China steps up efforts to tackle curtailment of renewable energy

Source: By Kathy Chen and Dominique Patton, Reuters • Posted: Wednesday, October 21, 2015

A security guard stands in front of windmills used to generate energy in Shanghai November 28, 2011. REUTERS/Aly Song

China is urging its top wind and solar power production provinces to prioritize transmission of renewable energy over conventional energy sources as it seeks to get more clean power onto the grid.

China has installed more wind farms than any other country but not all of the power generated by the projects is used, due to curtailment, which is a shortage of transmission capacity to connect projects in remote regions to end users.

More than 15 percent of energy generated by wind power in the first half of this year suffered from curtailment, according to official data.

Grid companies typically favor conventional energy sources like coal and hydro power over less stable renewable energy sources, which also require more investment on grid connections and government-subsidized feed-in tariffs.

The country’s top economic planner has urged northwestern regions Gansu and Inner Mongolia to launch pilot projects to tackle the issue, including increasing consumption of renewable energy locally.

“Renewable energy should be given priority, complemented by conventional energy in a local network with peak shaving, in order to reduce the need for constructing grid capacity to export electricity,” said a document released by the National Development and Reform Commission (NDRC).
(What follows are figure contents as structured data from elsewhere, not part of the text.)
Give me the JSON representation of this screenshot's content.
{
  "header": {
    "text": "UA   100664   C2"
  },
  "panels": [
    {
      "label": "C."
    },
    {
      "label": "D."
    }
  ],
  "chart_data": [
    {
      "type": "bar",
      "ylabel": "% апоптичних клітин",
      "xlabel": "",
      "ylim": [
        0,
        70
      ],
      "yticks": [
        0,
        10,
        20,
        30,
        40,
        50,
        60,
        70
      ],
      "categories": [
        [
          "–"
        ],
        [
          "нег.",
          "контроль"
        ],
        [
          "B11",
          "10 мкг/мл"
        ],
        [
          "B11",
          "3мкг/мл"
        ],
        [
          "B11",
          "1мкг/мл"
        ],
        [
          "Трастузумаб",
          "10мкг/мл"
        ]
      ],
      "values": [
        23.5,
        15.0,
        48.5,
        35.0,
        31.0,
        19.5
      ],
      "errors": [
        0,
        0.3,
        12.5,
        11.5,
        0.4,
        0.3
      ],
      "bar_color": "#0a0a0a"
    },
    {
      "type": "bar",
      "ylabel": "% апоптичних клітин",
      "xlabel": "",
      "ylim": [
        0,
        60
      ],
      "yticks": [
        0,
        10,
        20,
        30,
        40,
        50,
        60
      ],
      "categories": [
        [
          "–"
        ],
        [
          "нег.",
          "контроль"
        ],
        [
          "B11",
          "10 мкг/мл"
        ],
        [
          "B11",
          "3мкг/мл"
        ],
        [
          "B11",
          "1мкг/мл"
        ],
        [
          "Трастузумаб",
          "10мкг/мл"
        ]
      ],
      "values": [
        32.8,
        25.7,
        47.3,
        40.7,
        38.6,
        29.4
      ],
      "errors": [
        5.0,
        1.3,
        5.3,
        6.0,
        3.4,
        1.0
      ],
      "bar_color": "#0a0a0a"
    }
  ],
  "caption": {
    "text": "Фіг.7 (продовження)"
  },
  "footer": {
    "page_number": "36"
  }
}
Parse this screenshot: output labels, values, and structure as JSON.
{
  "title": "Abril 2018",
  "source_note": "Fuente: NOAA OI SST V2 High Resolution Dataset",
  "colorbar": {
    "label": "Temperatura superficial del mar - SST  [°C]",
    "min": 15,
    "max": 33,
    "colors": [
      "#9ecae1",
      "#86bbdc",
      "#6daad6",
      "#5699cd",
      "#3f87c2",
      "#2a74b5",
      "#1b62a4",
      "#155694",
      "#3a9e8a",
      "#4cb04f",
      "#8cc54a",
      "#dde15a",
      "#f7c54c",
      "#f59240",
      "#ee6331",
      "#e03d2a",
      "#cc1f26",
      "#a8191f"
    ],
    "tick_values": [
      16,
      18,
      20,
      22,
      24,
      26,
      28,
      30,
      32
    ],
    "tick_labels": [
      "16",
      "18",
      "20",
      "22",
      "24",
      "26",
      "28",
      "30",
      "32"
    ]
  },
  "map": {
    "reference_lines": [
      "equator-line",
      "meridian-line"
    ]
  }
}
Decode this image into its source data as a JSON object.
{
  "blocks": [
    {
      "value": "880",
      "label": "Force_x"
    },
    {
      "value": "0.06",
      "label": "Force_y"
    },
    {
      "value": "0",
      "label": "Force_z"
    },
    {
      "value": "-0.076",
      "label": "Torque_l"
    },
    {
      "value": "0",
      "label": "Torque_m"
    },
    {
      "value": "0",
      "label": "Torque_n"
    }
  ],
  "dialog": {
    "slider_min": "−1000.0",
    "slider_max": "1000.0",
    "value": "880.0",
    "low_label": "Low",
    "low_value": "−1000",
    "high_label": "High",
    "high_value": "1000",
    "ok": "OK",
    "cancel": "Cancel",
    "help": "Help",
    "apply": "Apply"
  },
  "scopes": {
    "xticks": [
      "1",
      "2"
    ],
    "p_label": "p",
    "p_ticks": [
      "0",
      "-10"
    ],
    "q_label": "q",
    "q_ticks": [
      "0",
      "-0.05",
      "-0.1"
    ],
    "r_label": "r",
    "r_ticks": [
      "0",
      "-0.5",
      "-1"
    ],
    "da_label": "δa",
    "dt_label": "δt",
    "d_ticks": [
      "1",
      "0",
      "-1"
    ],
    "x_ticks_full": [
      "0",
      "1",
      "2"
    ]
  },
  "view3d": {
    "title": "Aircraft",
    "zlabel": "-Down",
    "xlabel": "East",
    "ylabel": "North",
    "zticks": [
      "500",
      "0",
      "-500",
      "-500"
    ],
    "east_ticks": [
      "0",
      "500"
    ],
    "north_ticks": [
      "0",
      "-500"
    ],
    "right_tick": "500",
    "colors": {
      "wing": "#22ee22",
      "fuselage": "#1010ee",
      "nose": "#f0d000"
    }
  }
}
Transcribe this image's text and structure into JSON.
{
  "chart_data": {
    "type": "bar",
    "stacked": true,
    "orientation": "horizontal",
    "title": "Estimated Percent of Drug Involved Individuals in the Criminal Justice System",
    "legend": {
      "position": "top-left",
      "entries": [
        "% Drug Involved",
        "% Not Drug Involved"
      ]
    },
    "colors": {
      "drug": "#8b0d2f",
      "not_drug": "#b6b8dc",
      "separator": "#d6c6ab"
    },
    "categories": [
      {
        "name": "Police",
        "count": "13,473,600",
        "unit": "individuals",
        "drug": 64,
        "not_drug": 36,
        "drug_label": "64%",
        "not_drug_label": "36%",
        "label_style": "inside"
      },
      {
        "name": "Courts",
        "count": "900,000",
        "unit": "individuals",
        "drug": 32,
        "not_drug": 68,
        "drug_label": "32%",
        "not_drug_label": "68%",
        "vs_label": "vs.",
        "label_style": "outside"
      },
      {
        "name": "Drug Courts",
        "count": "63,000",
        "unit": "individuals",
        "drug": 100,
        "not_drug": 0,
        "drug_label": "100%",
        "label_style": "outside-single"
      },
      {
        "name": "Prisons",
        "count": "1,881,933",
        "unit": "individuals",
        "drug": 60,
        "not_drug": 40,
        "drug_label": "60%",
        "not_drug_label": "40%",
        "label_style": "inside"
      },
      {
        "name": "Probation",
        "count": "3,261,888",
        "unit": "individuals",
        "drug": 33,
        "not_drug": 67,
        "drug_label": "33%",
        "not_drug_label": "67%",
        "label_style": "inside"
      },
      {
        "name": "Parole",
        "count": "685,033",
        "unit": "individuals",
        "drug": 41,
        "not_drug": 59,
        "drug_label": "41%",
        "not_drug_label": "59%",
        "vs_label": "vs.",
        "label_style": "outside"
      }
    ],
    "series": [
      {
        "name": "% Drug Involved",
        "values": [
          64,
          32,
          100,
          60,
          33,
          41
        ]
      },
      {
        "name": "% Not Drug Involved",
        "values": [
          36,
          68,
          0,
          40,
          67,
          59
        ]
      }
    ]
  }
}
Though the regions should build more transmission lines to increase outbound capacity, the authority also urged them to attract more energy-intensive industries from China’s east, helping to better absorb the supply of renewable energy locally.

“We welcome local renewable energy generators to participate in and scale up direct power trading, providing alternative sources of power for electricity and heating, cutting prices for industrial users, and increasing power use and consumption as close as possible to the source of production,” added the NDRC.

The renewable power producers will also benefit from priority access to the grid, it said, reiterating policy already in place for several years.

China had nearly 109GW of wind power capacity by September, a 28 percent increase year on year, according to the National Energy Administration, but 20 percent of western Inner Mongolia’s wind power suffered curtailment, while the level hit 31 percent in Gansu.

Average curtailment of solar power in the country is 9 percent but the level reached 28 percent in Gansu, according to the National Energy Administration.

China had 35.78GW of installed solar power capacity in June, which is expected to grow to 150-200GW by 2020.